Remember that short frequent study sessions will cover far more material than relying on cramming a lot of information in at the last minute.
For some qualifications, exams are only once a year and offer no flexibility in the amount of modules you are required to do or sit at any one time so this means a huge amount of study. Other professional qualifications such as ACCA allow you to choose the number of subjects you want to study and offer up to 4 exam sittings a year. This means you are able to divide out your study times more efficiently and effectively.
3. Group Study
Group learning allows you to discuss topics / case studies and learn from one another. It also gives you different angles on study techniques.
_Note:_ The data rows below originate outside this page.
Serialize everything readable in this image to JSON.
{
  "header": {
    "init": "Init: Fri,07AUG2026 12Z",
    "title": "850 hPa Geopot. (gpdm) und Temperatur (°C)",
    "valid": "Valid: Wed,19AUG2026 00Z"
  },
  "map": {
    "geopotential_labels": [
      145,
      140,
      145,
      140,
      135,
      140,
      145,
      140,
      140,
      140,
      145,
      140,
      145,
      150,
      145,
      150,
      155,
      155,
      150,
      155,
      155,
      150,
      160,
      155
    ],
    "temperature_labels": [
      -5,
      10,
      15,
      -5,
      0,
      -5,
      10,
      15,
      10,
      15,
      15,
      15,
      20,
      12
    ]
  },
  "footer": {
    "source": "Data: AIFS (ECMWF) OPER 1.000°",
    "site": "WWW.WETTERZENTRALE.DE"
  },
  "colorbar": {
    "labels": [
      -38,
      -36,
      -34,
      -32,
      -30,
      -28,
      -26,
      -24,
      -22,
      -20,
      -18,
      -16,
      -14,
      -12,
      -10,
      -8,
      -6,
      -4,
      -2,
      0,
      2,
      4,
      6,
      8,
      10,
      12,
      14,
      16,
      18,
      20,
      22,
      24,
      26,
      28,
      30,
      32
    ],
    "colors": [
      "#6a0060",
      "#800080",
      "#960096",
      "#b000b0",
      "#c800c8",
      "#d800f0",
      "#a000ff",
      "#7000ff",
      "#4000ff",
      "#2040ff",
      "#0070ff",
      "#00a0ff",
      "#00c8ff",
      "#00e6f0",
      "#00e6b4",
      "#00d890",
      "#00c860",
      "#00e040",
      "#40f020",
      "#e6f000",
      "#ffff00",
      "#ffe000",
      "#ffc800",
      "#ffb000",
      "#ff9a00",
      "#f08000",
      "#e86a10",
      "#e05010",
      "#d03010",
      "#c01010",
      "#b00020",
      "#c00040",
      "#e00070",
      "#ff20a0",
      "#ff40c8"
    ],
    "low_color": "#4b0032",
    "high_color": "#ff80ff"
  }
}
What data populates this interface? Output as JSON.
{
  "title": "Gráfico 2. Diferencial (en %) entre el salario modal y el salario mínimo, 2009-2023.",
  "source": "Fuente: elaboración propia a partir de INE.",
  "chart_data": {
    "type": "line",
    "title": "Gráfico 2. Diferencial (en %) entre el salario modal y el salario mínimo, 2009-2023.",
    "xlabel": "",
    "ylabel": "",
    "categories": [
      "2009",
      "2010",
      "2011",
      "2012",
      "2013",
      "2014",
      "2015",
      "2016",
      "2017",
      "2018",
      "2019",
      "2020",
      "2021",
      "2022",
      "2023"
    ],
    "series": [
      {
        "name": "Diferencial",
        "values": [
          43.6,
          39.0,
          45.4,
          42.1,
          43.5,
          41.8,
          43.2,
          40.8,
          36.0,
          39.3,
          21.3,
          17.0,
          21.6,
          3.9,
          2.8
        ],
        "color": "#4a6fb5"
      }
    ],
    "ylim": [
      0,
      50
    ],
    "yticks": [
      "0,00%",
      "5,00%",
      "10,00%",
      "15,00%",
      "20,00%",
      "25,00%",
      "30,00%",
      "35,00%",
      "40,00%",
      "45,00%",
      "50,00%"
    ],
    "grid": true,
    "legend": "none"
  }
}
Regular group study sessions also forces you to both participate and concentrate so procrastination is definitely NOT an option. Instead, studying as part of a group can act as a huge motivator.
People also generally learn faster in a group setting. Something that may be a sticking point for you could come quickly to another peer. Instead of spending valuable time trying to work through the problem yourself, you can just simply ask a question. You can also fill in gaps in your own knowledge by comparing notes.
Study groups are also particularly great for gaining a new perspective as everyone will have different viewpoints on the same idea. This will help develop your critical thinking skills at the same time.
4. Practice, Practice, Practice
This would apply to studying for any type of exam. Look up old exam papers and try and complete them in the allotted time. Get used to the types of questions, the marks allocated to each section. Try and do at least three or four practice papers after each topic / module. Most of the professional bodies/associations would offer exam preparation sessions before the exams so do try and attend these. They could have some valuable hints on how to handle case studies or give some subtle hints as to what could appear on the exam papers.
5. Look after yourself
You can always study better and take in information more when you’re well rested and well-nourished. The temptation is there to pull all night study sessions or work into the small hours on completing projects but sleeping well is key to being revitalised. Make sure you’re eating well too. A nourished body leads to a nourished mind. Remember also to take time out for exercise or spending time with family.
6. Find / Buy a watch
With the advent of smart phones, people are foregoing wearing a watch but you can’t bring phones into the examination halls and often clocks in the halls are either non-existent or not working properly. So buy a watch well in advance of your exams and have everything ready to go.
7. Cruise to the finish line.
While it can be tempting to panic in the last few days pre-exams, use the time to keep revising the work you have covered so far and don’t try and take in information on new topics at this point. Some organisations allow their employees to take study leave for professional exams (either specified study leave or annual leave) particularly if your qualification is going to benefit them. So use this time to calmly and methodically cover the work you’ve already studied. At this stage, most of the hard work is done.
We wish you the very best of luck in your professional exams!